In part 1, we learned about importance of address matching, challenges and common algorithmic approaches for address matching. In part 2, we will talk about importance of Machine Learning in address matching and various Machine Learning approaches that can be used.
Importance of Machine Learning in Address Matching
To err is human, and especially so when it comes to routine and mundane tasks. In a traditional setup, massive amount of data also requires a proportionate amount of workforce to execute the task manually. This is not efficient, scalable or accurate.
That is why we try to teach machines to perform these tasks for us. There are many challenges in teaching machines to perform those tasks, but it is still more advantageous than doing them manually. A machine learning model performs better than us because it is efficient, as well as scalable. Over time, we enter into the data flywheel cycle. The idea is the more data we have, the better will be our model, which in turns will get more users to use our model.
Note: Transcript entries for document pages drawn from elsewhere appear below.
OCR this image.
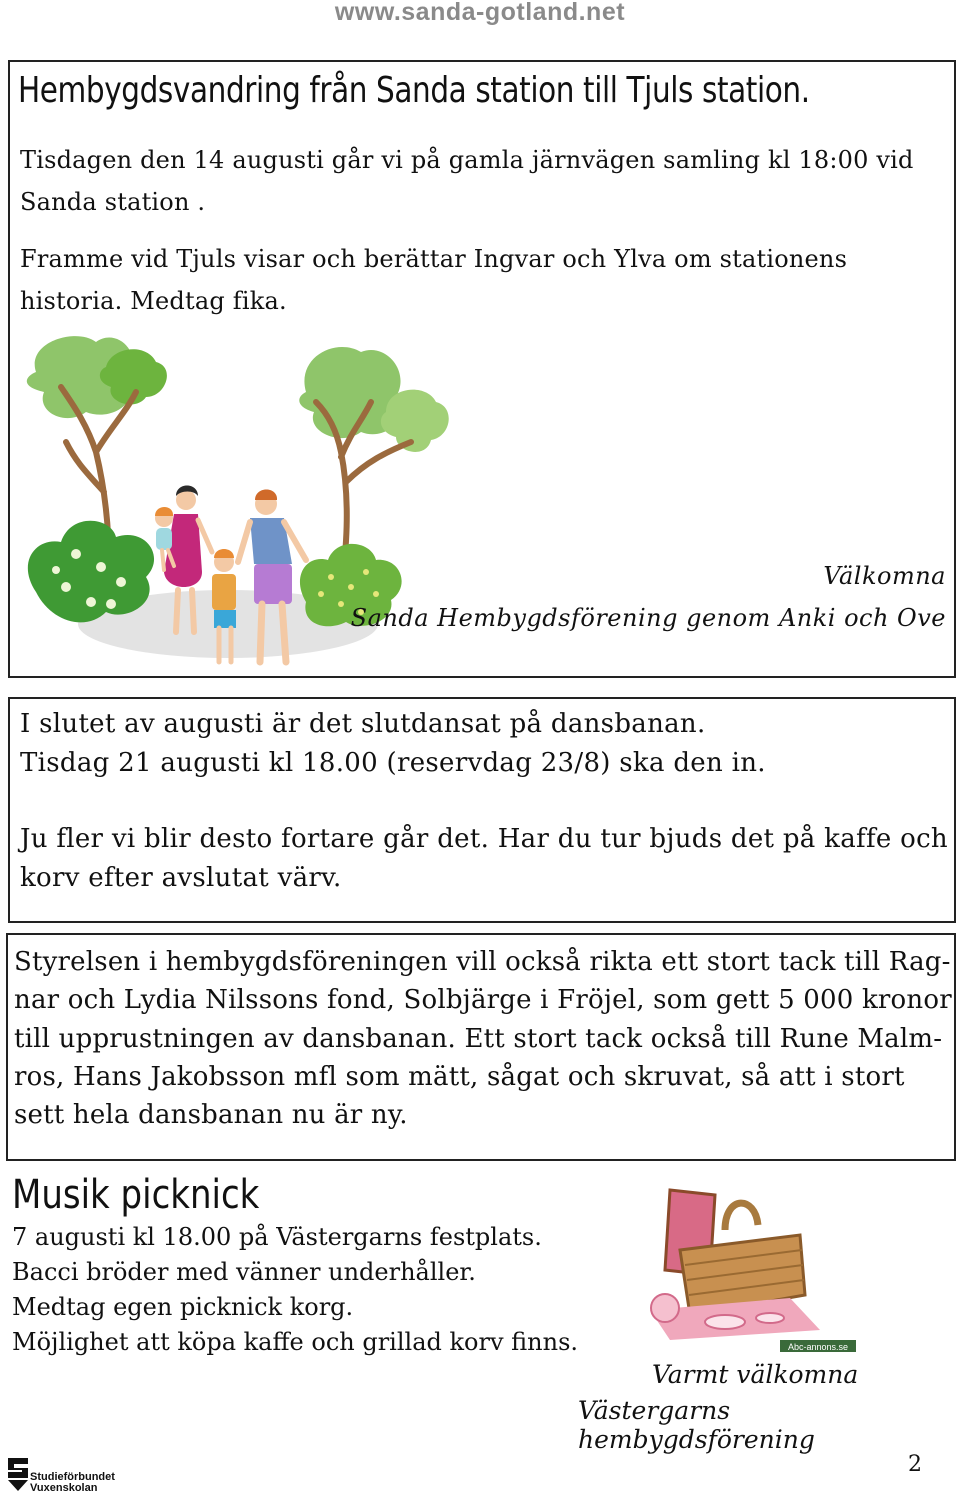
www.sanda-gotland.net
Hembygdsvandring från Sanda station till Tjuls station.
Tisdagen den 14 augusti går vi på gamla järnvägen samling kl 18:00 vid
Sanda station .
Framme vid Tjuls visar och berättar Ingvar och Ylva om stationens
historia. Medtag fika.
Välkomna
Sanda Hembygdsförening genom Anki och Ove
I slutet av augusti är det slutdansat på dansbanan.
Tisdag 21 augusti kl 18.00 (reservdag 23/8) ska den in.
Ju fler vi blir desto fortare går det. Har du tur bjuds det på kaffe och
korv efter avslutat värv.
Styrelsen i hembygdsföreningen vill också rikta ett stort tack till Rag-
nar och Lydia Nilssons fond, Solbjärge i Fröjel, som gett 5 000 kronor
till upprustningen av dansbanan. Ett stort tack också till Rune Malm-
ros, Hans Jakobsson mfl som mätt, sågat och skruvat, så att i stort
sett hela dansbanan nu är ny.
Musik picknick
7 augusti kl 18.00 på Västergarns festplats.
Bacci bröder med vänner underhåller.
Medtag egen picknick korg.
Möjlighet att köpa kaffe och grillad korv finns.	Abc-annons.se
Varmt välkomna
Västergarns hembygdsförening
Studieförbundet
Vuxenskolan
2
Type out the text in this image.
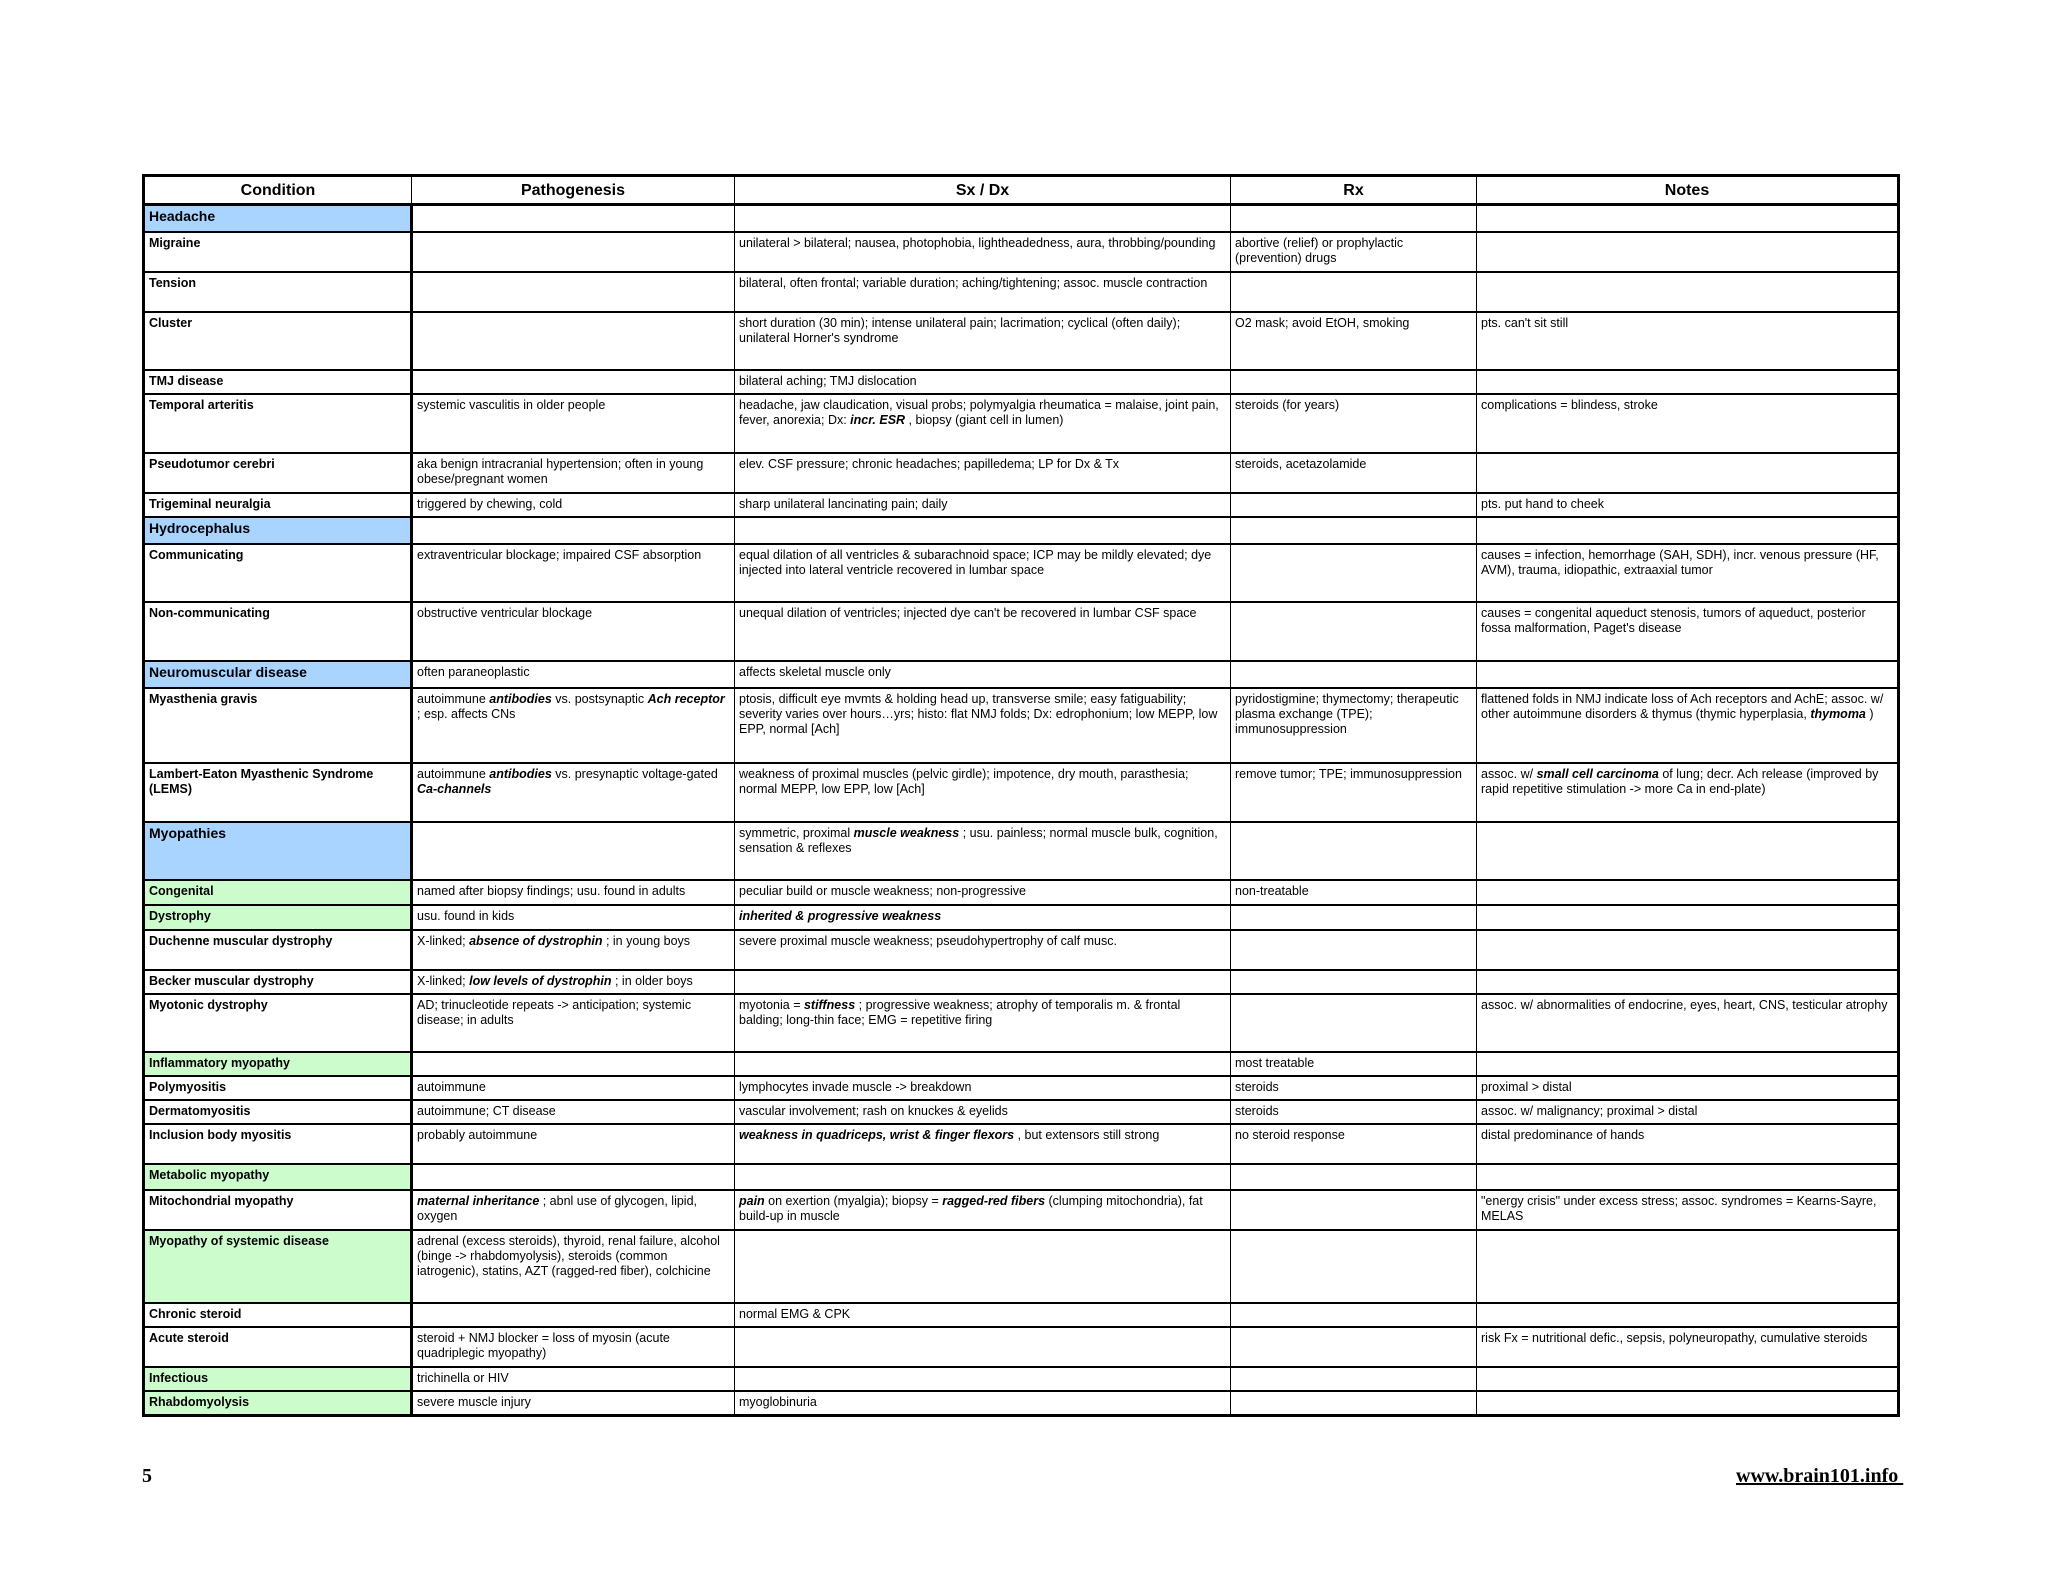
Condition	Pathogenesis	Sx / Dx	Rx	Notes
Headache				
Migraine		unilateral > bilateral; nausea, photophobia, lightheadedness, aura, throbbing/pounding	abortive (relief) or prophylactic (prevention) drugs	
Tension		bilateral, often frontal; variable duration; aching/tightening; assoc. muscle contraction		
Cluster		short duration (30 min); intense unilateral pain; lacrimation; cyclical (often daily); unilateral Horner's syndrome	O2 mask; avoid EtOH, smoking	pts. can't sit still
TMJ disease		bilateral aching; TMJ dislocation		
Temporal arteritis	systemic vasculitis in older people	headache, jaw claudication, visual probs; polymyalgia rheumatica = malaise, joint pain, fever, anorexia; Dx: incr. ESR , biopsy (giant cell in lumen)	steroids (for years)	complications = blindess, stroke
Pseudotumor cerebri	aka benign intracranial hypertension; often in young obese/pregnant women	elev. CSF pressure; chronic headaches; papilledema; LP for Dx & Tx	steroids, acetazolamide	
Trigeminal neuralgia	triggered by chewing, cold	sharp unilateral lancinating pain; daily		pts. put hand to cheek
Hydrocephalus				
Communicating	extraventricular blockage; impaired CSF absorption	equal dilation of all ventricles & subarachnoid space; ICP may be mildly elevated; dye injected into lateral ventricle recovered in lumbar space		causes = infection, hemorrhage (SAH, SDH), incr. venous pressure (HF, AVM), trauma, idiopathic, extraaxial tumor
Non-communicating	obstructive ventricular blockage	unequal dilation of ventricles; injected dye can't be recovered in lumbar CSF space		causes = congenital aqueduct stenosis, tumors of aqueduct, posterior fossa malformation, Paget's disease
Neuromuscular disease	often paraneoplastic	affects skeletal muscle only		
Myasthenia gravis	autoimmune antibodies vs. postsynaptic Ach receptor ; esp. affects CNs	ptosis, difficult eye mvmts & holding head up, transverse smile; easy fatiguability; severity varies over hours…yrs; histo: flat NMJ folds; Dx: edrophonium; low MEPP, low EPP, normal [Ach]	pyridostigmine; thymectomy; therapeutic plasma exchange (TPE); immunosuppression	flattened folds in NMJ indicate loss of Ach receptors and AchE; assoc. w/ other autoimmune disorders & thymus (thymic hyperplasia, thymoma )
Lambert-Eaton Myasthenic Syndrome (LEMS)	autoimmune antibodies vs. presynaptic voltage-gated Ca-channels	weakness of proximal muscles (pelvic girdle); impotence, dry mouth, parasthesia; normal MEPP, low EPP, low [Ach]	remove tumor; TPE; immunosuppression	assoc. w/ small cell carcinoma of lung; decr. Ach release (improved by rapid repetitive stimulation -> more Ca in end-plate)
Myopathies		symmetric, proximal muscle weakness ; usu. painless; normal muscle bulk, cognition, sensation & reflexes		
Congenital	named after biopsy findings; usu. found in adults	peculiar build or muscle weakness; non-progressive	non-treatable	
Dystrophy	usu. found in kids	inherited & progressive weakness		
Duchenne muscular dystrophy	X-linked; absence of dystrophin ; in young boys	severe proximal muscle weakness; pseudohypertrophy of calf musc.		
Becker muscular dystrophy	X-linked; low levels of dystrophin ; in older boys			
Myotonic dystrophy	AD; trinucleotide repeats -> anticipation; systemic disease; in adults	myotonia = stiffness ; progressive weakness; atrophy of temporalis m. & frontal balding; long-thin face; EMG = repetitive firing		assoc. w/ abnormalities of endocrine, eyes, heart, CNS, testicular atrophy
Inflammatory myopathy			most treatable	
Polymyositis	autoimmune	lymphocytes invade muscle -> breakdown	steroids	proximal > distal
Dermatomyositis	autoimmune; CT disease	vascular involvement; rash on knuckes & eyelids	steroids	assoc. w/ malignancy; proximal > distal
Inclusion body myositis	probably autoimmune	weakness in quadriceps, wrist & finger flexors , but extensors still strong	no steroid response	distal predominance of hands
Metabolic myopathy				
Mitochondrial myopathy	maternal inheritance ; abnl use of glycogen, lipid, oxygen	pain on exertion (myalgia); biopsy = ragged-red fibers (clumping mitochondria), fat build-up in muscle		"energy crisis" under excess stress; assoc. syndromes = Kearns-Sayre, MELAS
Myopathy of systemic disease	adrenal (excess steroids), thyroid, renal failure, alcohol (binge -> rhabdomyolysis), steroids (common iatrogenic), statins, AZT (ragged-red fiber), colchicine			
Chronic steroid		normal EMG & CPK		
Acute steroid	steroid + NMJ blocker = loss of myosin (acute quadriplegic myopathy)			risk Fx = nutritional defic., sepsis, polyneuropathy, cumulative steroids
Infectious	trichinella or HIV			
Rhabdomyolysis	severe muscle injury	myoglobinuria		
5	www.brain101.info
Machine Learning approaches
We analyze the data and the task that we want to perform, in this case address matching. Based on the availability of labeled data, classification or clustering tasks, it can broadly be categorized into 3 categories.
- Supervised Learning:
Supervised learning, as the name suggests, is learning performed under supervision. In the case of machine learning, a model learns the output based on input-output pairs. The presence of output for a particular input is called a label, which is a necessary part of supervised learning. When organizations have a good amount of labeled data – for example, if the addresses from two or more sources are available and they are also labeled based on the extent of matching – this address data can then be used to train machine learning models to automatically perform the labeling task for them. To convert the text into vectors, the above mentioned approaches can be used.
- Unsupervised Learning:
This scenario is when labeled data is unavailable and we rely on the intelligence of algorithms to give us the underlying distribution and pattern present in the data. Here, there is no correct answer and no output that teaches the mode. This approach is widely used in case of record linkage and lack of labels in training data. Record linkage is the process of identifying records that points to the same real-world entity. In the case of address matching, we would want to map all the variations of addresses to a single address to avoid duplicate records in the database. This can be achieved through clustering, where each cluster represents an address. All the instances in a particular cluster are variations of the address. When these addresses are linked, they can be used to fill in the missing information or correct the incorrect information. Lack of labels definitely makes it a challenging problem.
- Active Learning:
Active learning, as described in one of my previous blogs, is a special case where the algorithm asks a query to an oracle (human) in order to get the correct output. In real-world scenarios getting high quality, labeled datasets is difficult. Also, creating a sufficiently sized dataset through manually labeling is an arduous task. The challenge here is to find those few data points in the entire data that, when labeled, will boost the self-learning process. Consider a dataset of addresses and the task involves comparing all the addresses in the datasets to find a match. Matching each row of one dataset with another row in the dataset is one way this can be achieved. However, it is not efficient. The reason being, the percentage of duplicates in a dataset is quite low and string operations are costly. For example, consider a dataset with only 100,000 rows and finding the similarity score for any of the two rows takes about 0.001 seconds. To compare all the rows, it would take around 58 days. Despite the fact that I have considered a small dataset and a very fast algorithm, it can still take a significant amount of time.
The idea here is to divide the data into blocks. Each block will be a subset of data and the blocks will be subject to the condition that they have some common fields. It is fair to assume that duplicates will almost always have something in common. The pairs in which we are interested are:
- If a pair is present in a block and our classifier predicts as non-duplicate
- If a pair is not in a block and our classifier predicts it as duplicate.
For the first case, for a particular pair, if our algorithm predicts as non-duplicate, it must be reviewed by a human. If it is a duplicate, then the algorithm must learn better and if it’s not a duplicate, then they must exist in different blocks. In the second case, if a pair is predicted as duplicate, then it must belong to the same block. In both cases, the human helps the algorithm with supervision to learn better. These pairs can then be presented to users to label. Based on the input from the user, the blocks can be updated.
We live in a world of enormous data. All organizations have a lot of information to deal with. It is incredibly inefficient to process this data manually. As the data volume is steadily rising, we need to adopt AI to save a lot of human hours, time and costs.
By adopting AI for a repetitive and error-prone task such as address matching, we can help organizations serve their customers better. The beauty of machine learning is that even when you don’t know your addresses well, machines can do it for you more accurately. This frees the human capital that one can invest in strategizing and creating better experiences.